The Clinton campaign is even making a big push into Arizona, which has been a red state for decades, and is funding voter turnout pushes to help Democratic Senate candidates in Indiana and Missouri, two states Trump is expected to win.

And finally there's the strange case of Utah, a state Romney won by 48 points. Trump is very unpopular among Mormons, who make up about two-thirds of the state's population, and several leading politicians in the state condemned and unendorsed him after his leaked tape scandal.
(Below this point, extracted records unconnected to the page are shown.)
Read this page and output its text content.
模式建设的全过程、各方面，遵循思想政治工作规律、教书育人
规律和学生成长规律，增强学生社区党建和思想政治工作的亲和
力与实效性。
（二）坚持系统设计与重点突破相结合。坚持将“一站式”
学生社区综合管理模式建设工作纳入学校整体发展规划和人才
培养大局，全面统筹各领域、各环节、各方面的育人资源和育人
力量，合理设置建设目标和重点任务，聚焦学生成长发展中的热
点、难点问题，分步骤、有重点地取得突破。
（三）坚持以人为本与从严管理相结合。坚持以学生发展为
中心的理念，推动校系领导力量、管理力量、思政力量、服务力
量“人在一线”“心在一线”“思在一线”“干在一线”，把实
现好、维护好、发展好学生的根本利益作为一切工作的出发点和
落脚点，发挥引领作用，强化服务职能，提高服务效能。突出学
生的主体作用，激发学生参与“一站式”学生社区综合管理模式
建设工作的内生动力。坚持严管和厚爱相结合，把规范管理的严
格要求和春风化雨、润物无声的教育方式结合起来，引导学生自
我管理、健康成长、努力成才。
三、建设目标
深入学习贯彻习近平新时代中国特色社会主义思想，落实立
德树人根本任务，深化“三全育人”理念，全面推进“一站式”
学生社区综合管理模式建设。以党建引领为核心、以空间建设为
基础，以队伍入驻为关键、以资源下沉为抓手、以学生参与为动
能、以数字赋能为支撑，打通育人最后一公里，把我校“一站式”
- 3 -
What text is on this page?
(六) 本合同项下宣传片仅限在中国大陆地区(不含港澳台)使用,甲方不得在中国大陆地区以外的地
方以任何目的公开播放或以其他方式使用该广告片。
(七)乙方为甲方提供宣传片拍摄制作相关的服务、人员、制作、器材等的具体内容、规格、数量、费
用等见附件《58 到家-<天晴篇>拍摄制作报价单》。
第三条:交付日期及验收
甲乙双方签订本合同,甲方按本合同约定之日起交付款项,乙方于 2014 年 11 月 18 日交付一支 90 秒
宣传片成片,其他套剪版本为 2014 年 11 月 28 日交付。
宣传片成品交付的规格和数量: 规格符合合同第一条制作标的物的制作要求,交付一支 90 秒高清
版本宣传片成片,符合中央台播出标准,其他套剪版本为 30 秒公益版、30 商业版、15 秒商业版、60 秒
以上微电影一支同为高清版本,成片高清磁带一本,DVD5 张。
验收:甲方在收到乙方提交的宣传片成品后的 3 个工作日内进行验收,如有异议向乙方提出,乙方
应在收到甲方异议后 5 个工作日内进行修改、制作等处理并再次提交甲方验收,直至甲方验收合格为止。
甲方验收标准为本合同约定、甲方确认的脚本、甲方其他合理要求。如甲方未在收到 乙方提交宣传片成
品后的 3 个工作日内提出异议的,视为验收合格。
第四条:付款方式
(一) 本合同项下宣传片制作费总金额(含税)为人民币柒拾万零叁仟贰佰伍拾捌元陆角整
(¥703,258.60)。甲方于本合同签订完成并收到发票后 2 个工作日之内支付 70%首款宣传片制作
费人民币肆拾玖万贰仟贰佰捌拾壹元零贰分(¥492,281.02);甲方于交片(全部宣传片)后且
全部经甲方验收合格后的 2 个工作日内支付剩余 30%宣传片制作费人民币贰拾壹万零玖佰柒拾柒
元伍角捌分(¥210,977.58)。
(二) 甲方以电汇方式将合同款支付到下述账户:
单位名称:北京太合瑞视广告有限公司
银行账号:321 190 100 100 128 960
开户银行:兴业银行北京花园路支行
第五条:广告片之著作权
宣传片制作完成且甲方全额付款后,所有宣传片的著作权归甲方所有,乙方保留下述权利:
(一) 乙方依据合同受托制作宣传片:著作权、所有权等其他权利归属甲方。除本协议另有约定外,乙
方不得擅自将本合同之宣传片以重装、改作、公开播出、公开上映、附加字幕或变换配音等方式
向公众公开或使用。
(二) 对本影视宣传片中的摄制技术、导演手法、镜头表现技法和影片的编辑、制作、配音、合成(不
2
And lately, new polling shows third-party candidate Evan McMullin (who is Mormon) surging, to the point where he may have a shot to actually win (or tip Utah to Clinton).

The upshot of all this is that Trump has gotten almost uniformly bad news in state races in the past few months and will now face a tremendously difficult time winning 270 electoral votes.

The forecasting models view Clinton as an overwhelming favorite

But enough about polls, you say — what are those data wizards with their fancy models telling us?

Well, they are essentially telling us the same thing as the polls — that Hillary Clinton is an overwhelming favorite to win.

FiveThirtyEight is currently the least pro-Clinton of the major forecasters — as of midday Tuesday, its polls-only model put her at a mere 87.4 percent of victory. But every other major model has her in the 90s, as you can see at the Upshot's rundown.

There were bigger discrepancies during the various models at earlier points in the race — mostly about whether Clinton should be viewed as a narrow favorite or a solid favorite. But now they're all basically saying the same thing.

Now, the polling averages are not infallible — they've frequently been off from the final outcome by a few percentage points. Indeed, they undershot Barack Obama's margin of victory by a few points in 2012, and tended to underestimate Republican strength in 2014.

So, yes, the polls could be wrong — but at this point, Clinton appears to be up by enough that a Trump victory would mean a truly massive polling error. Also keep in mind that Trump's ground game and turnout operation are reputed to be dreadful.

Trump's best hope, then, is that some truly major, unpredictable news event scrambles the race in the final weeks. Because the way things are looking now, he's headed to a big defeat.